What the financiers want from government, besides the subsidies, are a carbon tax to shut down competing oil and coal power and a “carbon-trading market” on which to trade derivatives and make fortunes on the side.

Wind and solar have added 3,779 MW of new power to the U.S. grid in first two months of 2021; no other electric power infrastructure has been built. Projected wind and solar power additions to the grid in the next three years are 60,000 MW. This is 20,000 wind turbines, each 600 or more feet tall, which in 15-20 years will lose even their intermittent functioning and be torn down into unrecyclable junk. Or, millions and millions of solar panels replacing farm and woodland.

And it is not nearly enough to achieve the fantasy of a “clean, green, electrified” economy which is spread about through Biden’s, Kerry’s and others’ Green New Deal lectures. Nor will it provide the “millions of jobs” promised; more like a few hundred thousand over several years. The Washington Post, in a stern editorial on the first day of Biden’s April 22-23 summit, told Americans what’s in store for them (if they pay attention):

Ramping up renewables while maintaining grid reliability is a major challenge. The United States will require new transmission lines to send electricity from where the wind is blowing and the sun is shining, to where it is not. Continuing research into large-scale energy storage is needed to enable utilities to bank intermittent renewable energy for later use. Huge amounts of new wind, solar and, potentially, nuclear and hydropower infrastructure must be built in a short time, and fossil fuel plants must be forced offline before their natural retirement dates. The electrification of vehicles is an even larger challenge. All this will require tremendous amounts of public and private investment. [Emphasis added.]

About the Unemployment …

Some trade unions may accept this mess in order to “build some wind turbines,” but they will further injure U.S. labor by signing up for a looting scheme with doubled or tripled electricity prices, heavy new taxes, less food production, and so on. But the actual unemployed in America now—still more than 20 million including those who’ve quit the labor force—have, throughout the past 18 months’ collapse of productive employment, needed truly new, high-technology infrastructure projects. Some 75% of the 17 million-plus now on unemployment benefits have only high school education, according to surveys by the Pew Charitable Trusts. The same is likely true of the 5 million who have dropped out of the labor force during this economic collapse.

Consider the fantastic cost of higher education now. Consider how many young people who do have a college education took six, seven, eight years to get it at the cost of great personal debt. Those American workers without a college education cannot be allowed to become an almost permanently unemployed/underemployed underclass.

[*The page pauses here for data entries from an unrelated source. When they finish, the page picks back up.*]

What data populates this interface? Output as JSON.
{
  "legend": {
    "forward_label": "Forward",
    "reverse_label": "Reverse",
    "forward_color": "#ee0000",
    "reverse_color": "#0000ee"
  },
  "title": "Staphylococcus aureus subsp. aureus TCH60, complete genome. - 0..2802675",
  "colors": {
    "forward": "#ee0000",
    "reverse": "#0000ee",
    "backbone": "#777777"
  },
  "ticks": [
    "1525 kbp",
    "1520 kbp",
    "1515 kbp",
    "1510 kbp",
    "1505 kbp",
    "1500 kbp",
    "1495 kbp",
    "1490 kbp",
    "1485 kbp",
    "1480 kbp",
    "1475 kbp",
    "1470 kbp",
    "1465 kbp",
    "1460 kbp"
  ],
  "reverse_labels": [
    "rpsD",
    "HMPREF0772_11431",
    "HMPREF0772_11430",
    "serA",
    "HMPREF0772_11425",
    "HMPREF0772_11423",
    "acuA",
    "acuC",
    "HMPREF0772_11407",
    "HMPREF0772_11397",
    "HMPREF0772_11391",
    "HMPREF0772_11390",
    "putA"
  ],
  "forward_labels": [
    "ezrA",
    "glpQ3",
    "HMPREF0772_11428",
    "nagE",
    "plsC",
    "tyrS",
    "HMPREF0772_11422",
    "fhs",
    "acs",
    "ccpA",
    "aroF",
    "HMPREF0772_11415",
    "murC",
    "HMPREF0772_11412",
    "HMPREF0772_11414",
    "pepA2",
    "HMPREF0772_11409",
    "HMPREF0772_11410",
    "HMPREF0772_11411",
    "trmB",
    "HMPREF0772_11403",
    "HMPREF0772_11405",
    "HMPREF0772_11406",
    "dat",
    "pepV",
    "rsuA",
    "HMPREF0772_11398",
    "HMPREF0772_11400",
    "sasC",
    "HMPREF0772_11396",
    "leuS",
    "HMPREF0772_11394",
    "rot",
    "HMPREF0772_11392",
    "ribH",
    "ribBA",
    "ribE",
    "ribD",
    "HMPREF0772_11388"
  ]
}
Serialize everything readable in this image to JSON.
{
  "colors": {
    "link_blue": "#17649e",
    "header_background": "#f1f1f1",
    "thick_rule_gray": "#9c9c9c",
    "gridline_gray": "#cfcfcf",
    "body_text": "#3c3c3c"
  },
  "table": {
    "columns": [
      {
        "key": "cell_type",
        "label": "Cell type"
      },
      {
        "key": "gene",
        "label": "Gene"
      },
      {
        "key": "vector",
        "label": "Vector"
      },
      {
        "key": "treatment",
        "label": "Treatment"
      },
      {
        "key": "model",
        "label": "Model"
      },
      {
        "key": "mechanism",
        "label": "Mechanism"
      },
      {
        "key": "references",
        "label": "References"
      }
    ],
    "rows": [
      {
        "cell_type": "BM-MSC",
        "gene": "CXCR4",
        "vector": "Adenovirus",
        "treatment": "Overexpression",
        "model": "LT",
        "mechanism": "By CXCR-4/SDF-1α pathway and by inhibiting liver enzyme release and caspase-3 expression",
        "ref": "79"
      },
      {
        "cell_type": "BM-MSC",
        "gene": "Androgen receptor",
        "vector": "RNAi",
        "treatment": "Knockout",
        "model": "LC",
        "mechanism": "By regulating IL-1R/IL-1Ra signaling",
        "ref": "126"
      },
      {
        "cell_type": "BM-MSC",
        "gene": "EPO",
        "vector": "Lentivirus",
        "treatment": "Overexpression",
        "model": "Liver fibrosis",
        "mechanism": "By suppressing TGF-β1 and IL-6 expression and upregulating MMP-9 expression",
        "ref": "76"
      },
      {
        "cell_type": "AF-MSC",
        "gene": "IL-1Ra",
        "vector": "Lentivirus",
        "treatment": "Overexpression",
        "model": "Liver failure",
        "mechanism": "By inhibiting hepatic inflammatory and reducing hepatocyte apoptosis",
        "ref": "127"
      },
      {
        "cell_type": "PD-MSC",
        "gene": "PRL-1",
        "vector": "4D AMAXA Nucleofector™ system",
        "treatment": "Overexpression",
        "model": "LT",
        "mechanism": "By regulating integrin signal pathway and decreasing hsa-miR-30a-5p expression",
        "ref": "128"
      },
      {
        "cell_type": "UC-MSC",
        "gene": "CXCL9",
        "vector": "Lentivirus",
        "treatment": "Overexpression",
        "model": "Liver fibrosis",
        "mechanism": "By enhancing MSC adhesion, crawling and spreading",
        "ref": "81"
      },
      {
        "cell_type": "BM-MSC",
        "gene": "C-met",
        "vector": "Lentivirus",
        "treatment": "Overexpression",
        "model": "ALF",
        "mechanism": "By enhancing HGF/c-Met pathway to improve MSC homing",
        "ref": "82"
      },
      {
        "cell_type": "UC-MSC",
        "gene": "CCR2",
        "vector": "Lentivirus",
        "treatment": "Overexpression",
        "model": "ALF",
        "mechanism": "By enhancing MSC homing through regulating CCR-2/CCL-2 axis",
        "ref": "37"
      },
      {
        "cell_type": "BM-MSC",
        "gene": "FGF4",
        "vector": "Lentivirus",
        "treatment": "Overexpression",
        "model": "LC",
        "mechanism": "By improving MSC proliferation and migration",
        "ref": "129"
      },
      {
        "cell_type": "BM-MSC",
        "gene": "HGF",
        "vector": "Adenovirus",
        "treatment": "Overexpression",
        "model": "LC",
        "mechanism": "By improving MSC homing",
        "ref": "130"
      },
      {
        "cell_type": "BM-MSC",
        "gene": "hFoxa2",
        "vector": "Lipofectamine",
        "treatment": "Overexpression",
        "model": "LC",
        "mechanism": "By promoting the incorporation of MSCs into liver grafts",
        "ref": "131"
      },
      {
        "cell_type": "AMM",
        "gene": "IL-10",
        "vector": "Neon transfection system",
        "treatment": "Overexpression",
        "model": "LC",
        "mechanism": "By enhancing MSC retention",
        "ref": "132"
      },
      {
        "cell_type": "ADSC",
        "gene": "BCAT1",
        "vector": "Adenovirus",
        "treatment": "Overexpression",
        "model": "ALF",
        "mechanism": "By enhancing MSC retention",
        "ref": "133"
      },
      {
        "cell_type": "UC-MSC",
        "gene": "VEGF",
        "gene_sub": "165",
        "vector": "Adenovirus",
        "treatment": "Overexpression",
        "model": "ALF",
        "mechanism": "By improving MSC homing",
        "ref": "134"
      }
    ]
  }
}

From at least March 2020, these unemployed have needed the same thing the people of all nations of the world have needed to fight the pandemic: actually productive infrastructure employment such as construction of new hospitals, clinics and public health systems domestically and abroad, production of reliable electrical power capacity and clean water supplies, and training as healthcare employees.

And as to what the economy needs in infrastructure to raise productivity, consider the single case of a storm gate across the outer boundary of New York Harbor from Long Island to New Jersey. Since Superstorm Sandy’s inundation of large areas of New York City, it should have been an absolutely urgent infrastructure priority. Instead, environmental groups are arguing that “sea-level rise” will make it unworkable, and multinationals are considering putting offshore wind turbines there instead.

Real “infrastructure and jobs” will not come from a Green New Deal led by anti-human Malthusians like the British royal family and organized by criminal megabanks that need to be broken apart.